-
Notifications
You must be signed in to change notification settings - Fork 92
Approximate Count and Spatial Queries
We can push approximate count and spatial filters to Druid, if the index has the relevant HyperLogLog, Sketch or Spatial Index on the column.
Approximate Aggregations are pushed to Druid if the pushHLLTODruid option is true on the Druid DataSource(by default this is true). The approx_count_distinct is translated to a hyperUnique aggregation in Druid; whereas DataSketchhive udfs are pushed down as a ThetaSketch aggregator to druid.
When defining a Druid DataSource define DruidRelationColumnInfos to describe the association of source columns to the relevant HyperLogLog, Sketch or Spatial Index. For example consider a ZipCodes DataSet where each row captures the recording of presence(no other metric) at a given time, location(longitude, latitude) and place(state, county, city, zipcode).
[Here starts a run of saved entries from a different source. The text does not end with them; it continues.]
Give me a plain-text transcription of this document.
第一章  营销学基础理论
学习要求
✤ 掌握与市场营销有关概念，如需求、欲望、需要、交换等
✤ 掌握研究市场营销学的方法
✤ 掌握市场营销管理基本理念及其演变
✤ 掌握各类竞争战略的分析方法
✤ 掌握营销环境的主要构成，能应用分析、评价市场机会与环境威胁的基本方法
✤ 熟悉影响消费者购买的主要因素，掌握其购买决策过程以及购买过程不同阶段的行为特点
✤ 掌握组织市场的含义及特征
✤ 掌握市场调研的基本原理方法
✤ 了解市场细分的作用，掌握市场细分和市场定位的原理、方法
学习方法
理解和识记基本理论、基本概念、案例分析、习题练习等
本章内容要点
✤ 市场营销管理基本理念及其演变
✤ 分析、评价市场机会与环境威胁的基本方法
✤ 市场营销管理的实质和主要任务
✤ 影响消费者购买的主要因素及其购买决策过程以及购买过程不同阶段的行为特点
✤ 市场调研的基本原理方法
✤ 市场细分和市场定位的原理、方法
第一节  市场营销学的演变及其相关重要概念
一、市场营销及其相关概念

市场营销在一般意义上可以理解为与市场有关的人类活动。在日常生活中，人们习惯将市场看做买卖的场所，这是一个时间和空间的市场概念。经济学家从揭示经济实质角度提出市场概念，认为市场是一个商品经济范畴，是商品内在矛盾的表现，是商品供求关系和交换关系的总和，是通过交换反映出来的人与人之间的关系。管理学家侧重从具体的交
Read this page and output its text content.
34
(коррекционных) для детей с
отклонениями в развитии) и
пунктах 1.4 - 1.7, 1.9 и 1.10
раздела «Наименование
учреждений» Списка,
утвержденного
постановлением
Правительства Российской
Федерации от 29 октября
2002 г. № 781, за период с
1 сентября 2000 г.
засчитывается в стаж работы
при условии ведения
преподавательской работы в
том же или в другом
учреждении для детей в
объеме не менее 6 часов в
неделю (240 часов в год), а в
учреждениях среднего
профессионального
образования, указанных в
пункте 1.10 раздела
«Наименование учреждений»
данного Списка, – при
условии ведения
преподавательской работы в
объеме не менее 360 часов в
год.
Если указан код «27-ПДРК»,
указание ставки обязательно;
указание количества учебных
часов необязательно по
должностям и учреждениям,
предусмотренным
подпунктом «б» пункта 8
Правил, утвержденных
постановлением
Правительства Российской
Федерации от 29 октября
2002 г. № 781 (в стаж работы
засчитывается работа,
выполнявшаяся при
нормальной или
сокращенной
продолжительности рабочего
We build a Druid Index with a HLL and Sketch for the City column(i.e. the city dimension is replaced by an approximate sketch data-structure of it) and a Spatial Index based on the latitude/longitude fields. The Field definition will be:
[
{
"jsonClass":"DruidRelationColumnInfo",
"column":"city",
"hllMetric":"unique_city",
"sketchMetric":"city_sketch"
},
{
"jsonClass":"DruidRelationColumnInfo",
"column":"latitude",
"spatialIndex":{
"druidColumn":"coordinates",
"spatialPosition":0,
"minValue":-90.0,
"maxValue":90.0
}
},
{
"jsonClass":"DruidRelationColumnInfo",
"column":"longitude",
"spatialIndex":{
"druidColumn":"coordinates",
"spatialPosition":1,
"minValue":-180.0,
"maxValue":180.0
}
}
]
The entire DDL for the Druid DataSource is:
CREATE TABLE if not exists zipCodes
USING org.sparklinedata.druid
OPTIONS (sourceDataframe "default.zipCodesBase",
timeDimensionColumn "record_date",
druidDatasource "zipCodes",
druidHost 'localhost',
zkQualifyDiscoveryNames "true",
numProcessingThreadsPerHistorical '1',
nonAggregateQueryHandling "push_project_and_filters",
columnInfos '[ { "jsonClass" : "DruidRelationColumnInfo", "column" : "city", "hllMetric" : "unique_city", "sketchMetric" : "city_sketch" }, { "jsonClass" : "DruidRelationColumnInfo", "column" : "latitude", "spatialIndex" : { "druidColumn" : "coordinates", "spatialPosition" : 0, "minValue" : -90.0, "maxValue" : 90.0 } }, { "jsonClass" : "DruidRelationColumnInfo", "column" : "longitude", "spatialIndex" : { "druidColumn" : "coordinates", "spatialPosition" : 1, "minValue" : -180.0, "maxValue" : 180.0 } } ]',
allowTopNRewrite "true")
Now we can write queries that compute the approximate count for cities. Here are couple of examples:
select approx_count_distinct(city)
from zipCodes;
select approx_count_distinct(city)
from zipCodesFull
where substring(state,1,1) = 'N';
These get executed as hyperunique aggregations on Druid. For the second query the Druid Query is:
{
"jsonClass":"TimeSeriesQuerySpec",
"queryType":"timeseries",
"dataSource":"zipCodesAll",
"intervals":[
"2016-01-01T00:00:00.000Z/2016-01-01T00:00:01.000Z"
],
"granularity":"all",
"filter":{
"jsonClass":"JavascriptFilterSpec",
"type":"javascript",
"dimension":"state",
"function":"function (state) {\n \n \n \n\n return(((state).substr(0, 1)) == (\"N\"));\n }"
},
"aggregations":[
{
"type":"hyperUnique",
"name":"alias-1",
"fieldName":"unique_city"
}
],
"context":{
"queryId":"query-1091728133402033"
}
}
Coming Soon
You can use Druid Spatial Indexing to build a Spatial Index of 1 or more dimension columns. You then have to describe in the DDL the source column association to the Spatial Index using DruidRelationColumnInfos. For the ZipCodes dataset containing latitude/longitude information for each fact, we describe this so:
[
...,
{
"jsonClass":"DruidRelationColumnInfo",
"column":"latitude",
"spatialIndex":{
"druidColumn":"coordinates",
"spatialPosition":0,
"minValue":-90.0,
"maxValue":90.0
}
},
{
"jsonClass":"DruidRelationColumnInfo",
"column":"longitude",
"spatialIndex":{
"druidColumn":"coordinates",
"spatialPosition":1,
"minValue":-180.0,
"maxValue":180.0
}
}
]
The complete DDL for the ZipCode dataset was given in the Approximate Count Queries section.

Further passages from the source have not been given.